Born in 1953 in Baghdadi’s Saifi Lane, Prof Saba originally hailed from Dashtiar, a region in Iranian Balochistan. He obtained a master’s degree in philosophy and Islamic studies from Karachi University. His love for languages took him to the Iranian
Cultural Centre, where he spent four years to learn Persian, and then learnt Arabic through an Egyptian radio programme.
In the 1980s, Mr Dashtiari moved to Quetta after being appointed lecturer in Balochistan University’s department of Islamic studies. Empowering youngsters of Balochistan with education, his contribution to his hometown of Karachi is the Syed
Hashim Reference Library. Spread over an acre in Malir, the library is “the only research centre on Balochi literature, history and culture”.
“The library was finally launched in 2003,” said Mr Kalmati, currently serving as its librarian. “Professor Dashtiari helped build a strong 8,000-book library –– all on Balochi language and literature, and Baloch history and culture. When it was
started, we used to entertain eight to nine students. Now more than 200 students, mainly from different parts of Balochistan,
are benefiting from it.”
Prof Dashtiari authored about 24 books, mainly on Islamic studies and philosophy, which were the areas of his major interests.
A brother of international footballer Ghulam Abbas, Prof Dashtiari was second among the five siblings.
“We have lost a great asset — in fact the entire nation lost it,” said Ramazan Bmari, an assistant professor of Persian at the University of Karachi and close aide of the slain intellectual, in an almost inaudible voice while sobbing. “Among scholars of
Balochi literature, Baloch history and culture, he was like a giant among dwarfs. He paid the price for what he spoke and lived for.”
Hours after his killing in the Sariab area of Quetta, a man identifying himself as a spokesman for a hitherto unknown group called Ansarul Islam rang the Quetta Press Club and claimed responsibility for Prof Dashtiari’s assassination. But marching towards the Mewashah graveyard near Pak Colony for the burial, participants of the funeral procession were sceptical of the claim.
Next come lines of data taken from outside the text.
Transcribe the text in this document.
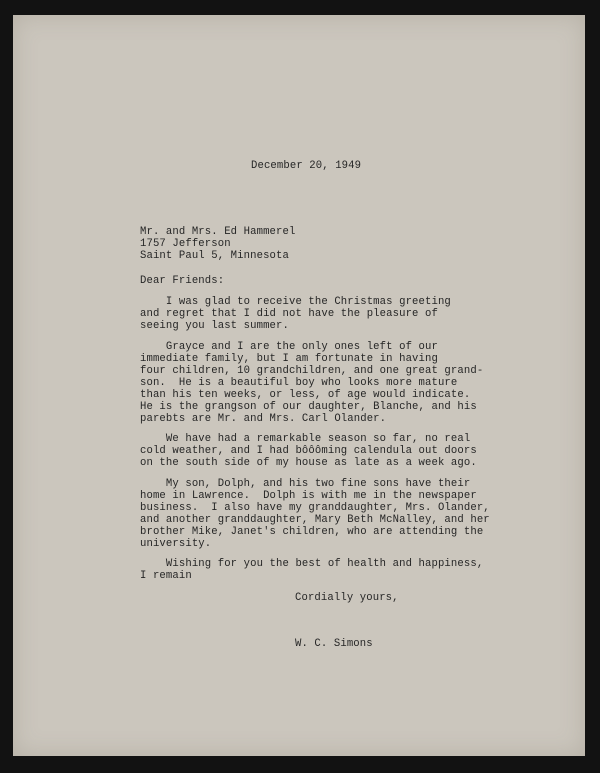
December 20, 1949
Mr. and Mrs. Ed Hammerel
1757 Jefferson
Saint Paul 5, Minnesota
Dear Friends:
I was glad to receive the Christmas greeting
and regret that I did not have the pleasure of
seeing you last summer.
Grayce and I are the only ones left of our
immediate family, but I am fortunate in having
four children, 10 grandchildren, and one great grand-
son.  He is a beautiful boy who looks more mature
than his ten weeks, or less, of age would indicate.
He is the grangson of our daughter, Blanche, and his
parebts are Mr. and Mrs. Carl Olander.
We have had a remarkable season so far, no real
cold weather, and I had bôôôming calendula out doors
on the south side of my house as late as a week ago.
My son, Dolph, and his two fine sons have their
home in Lawrence.  Dolph is with me in the newspaper
business.  I also have my granddaughter, Mrs. Olander,
and another granddaughter, Mary Beth McNalley, and her
brother Mike, Janet's children, who are attending the
university.
Wishing for you the best of health and happiness,
I remain
Cordially yours,
W. C. Simons
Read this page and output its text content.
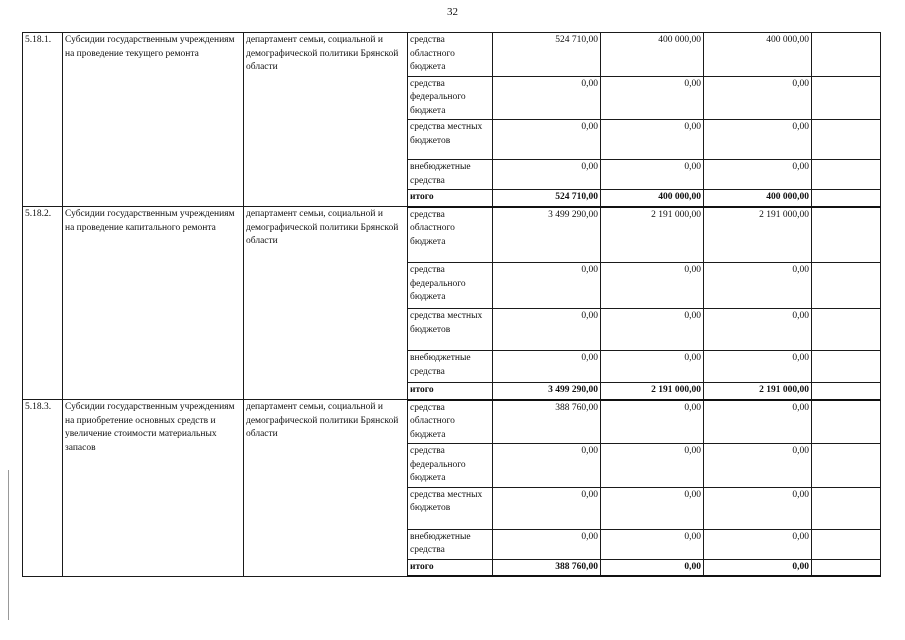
32
5.18.1.	Субсидии государственным учреждениям на проведение текущего ремонта	департамент семьи, социальной и демографической политики Брянской области	средства областного бюджета	524 710,00	400 000,00	400 000,00	
			средства федерального бюджета	0,00	0,00	0,00	
			средства местных бюджетов	0,00	0,00	0,00	
			внебюджетные средства	0,00	0,00	0,00	
			итого	524 710,00	400 000,00	400 000,00	
5.18.2.	Субсидии государственным учреждениям на проведение капитального ремонта	департамент семьи, социальной и демографической политики Брянской области	средства областного бюджета	3 499 290,00	2 191 000,00	2 191 000,00	
			средства федерального бюджета	0,00	0,00	0,00	
			средства местных бюджетов	0,00	0,00	0,00	
			внебюджетные средства	0,00	0,00	0,00	
			итого	3 499 290,00	2 191 000,00	2 191 000,00	
5.18.3.	Субсидии государственным учреждениям на приобретение основных средств и увеличение стоимости материальных запасов	департамент семьи, социальной и демографической политики Брянской области	средства областного бюджета	388 760,00	0,00	0,00	
			средства федерального бюджета	0,00	0,00	0,00	
			средства местных бюджетов	0,00	0,00	0,00	
			внебюджетные средства	0,00	0,00	0,00	
			итого	388 760,00	0,00	0,00	
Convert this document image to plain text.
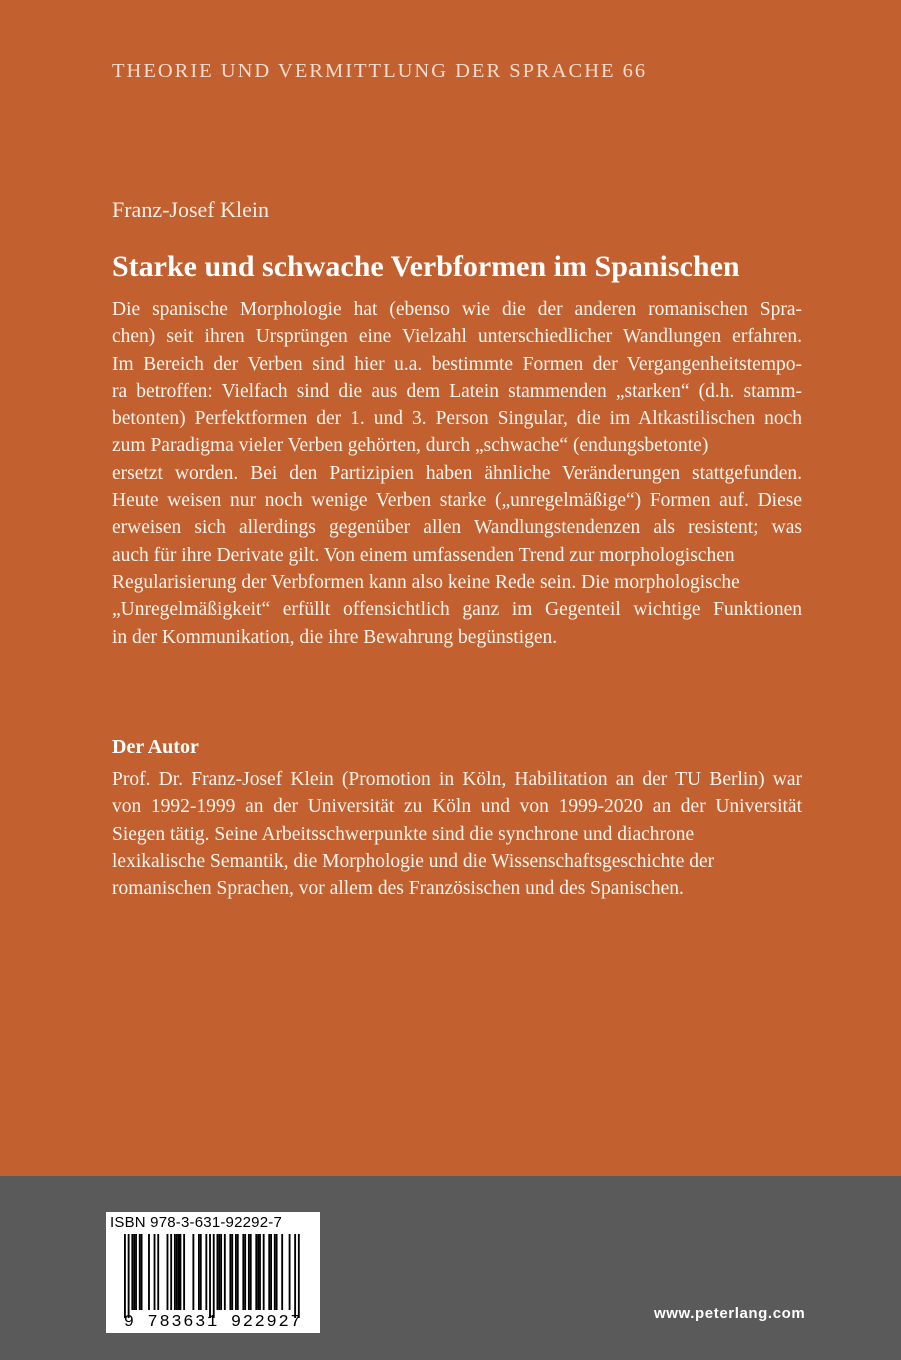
THEORIE UND VERMITTLUNG DER SPRACHE 66
Franz-Josef Klein
Starke und schwache Verbformen im Spanischen
Die spanische Morphologie hat (ebenso wie die der anderen romanischen Spra-
chen) seit ihren Ursprüngen eine Vielzahl unterschiedlicher Wandlungen erfahren.
Im Bereich der Verben sind hier u.a. bestimmte Formen der Vergangenheitstempo-
ra betroffen: Vielfach sind die aus dem Latein stammenden „starken“ (d.h. stamm-
betonten) Perfektformen der 1. und 3. Person Singular, die im Altkastilischen noch
zum Paradigma vieler Verben gehörten, durch „schwache“ (endungsbetonte)
ersetzt worden. Bei den Partizipien haben ähnliche Veränderungen stattgefunden.
Heute weisen nur noch wenige Verben starke („unregelmäßige“) Formen auf. Diese
erweisen sich allerdings gegenüber allen Wandlungstendenzen als resistent; was
auch für ihre Derivate gilt. Von einem umfassenden Trend zur morphologischen
Regularisierung der Verbformen kann also keine Rede sein. Die morphologische
„Unregelmäßigkeit“ erfüllt offensichtlich ganz im Gegenteil wichtige Funktionen
in der Kommunikation, die ihre Bewahrung begünstigen.
Der Autor
Prof. Dr. Franz-Josef Klein (Promotion in Köln, Habilitation an der TU Berlin) war
von 1992-1999 an der Universität zu Köln und von 1999-2020 an der Universität
Siegen tätig. Seine Arbeitsschwerpunkte sind die synchrone und diachrone
lexikalische Semantik, die Morphologie und die Wissenschaftsgeschichte der
romanischen Sprachen, vor allem des Französischen und des Spanischen.
ISBN 978-3-631-92292-7
9 783631 922927	www.peterlang.com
In their hundreds, the participants were convinced the responsibility claim was ‘fake’ and an attempt to eliminate the hope of justice.
“In his entire struggle, he served to explain Islam and its real philosophy. What harm had he done to the religion to deserve to be executed?” said Azkaar Baloch, a student of Prof Dashtiari. “If he was killed by Ansarul Islam, then who is responsible for the killing of dozens of his aides, colleagues, students and youngsters of Balochistan? It’s simply a message for all of us that ‘don’t even dare point an accusing finger at the known groups or institution’ and instead keep condemning this non-existent group –– Ansarul Islam.”
During the last three years, Prof Saba was seen as an activist in the forefront of the movement demanding the release of Baloch “missing persons”. He sat at many hunger strike camps to sympathise with the families of “missing persons”.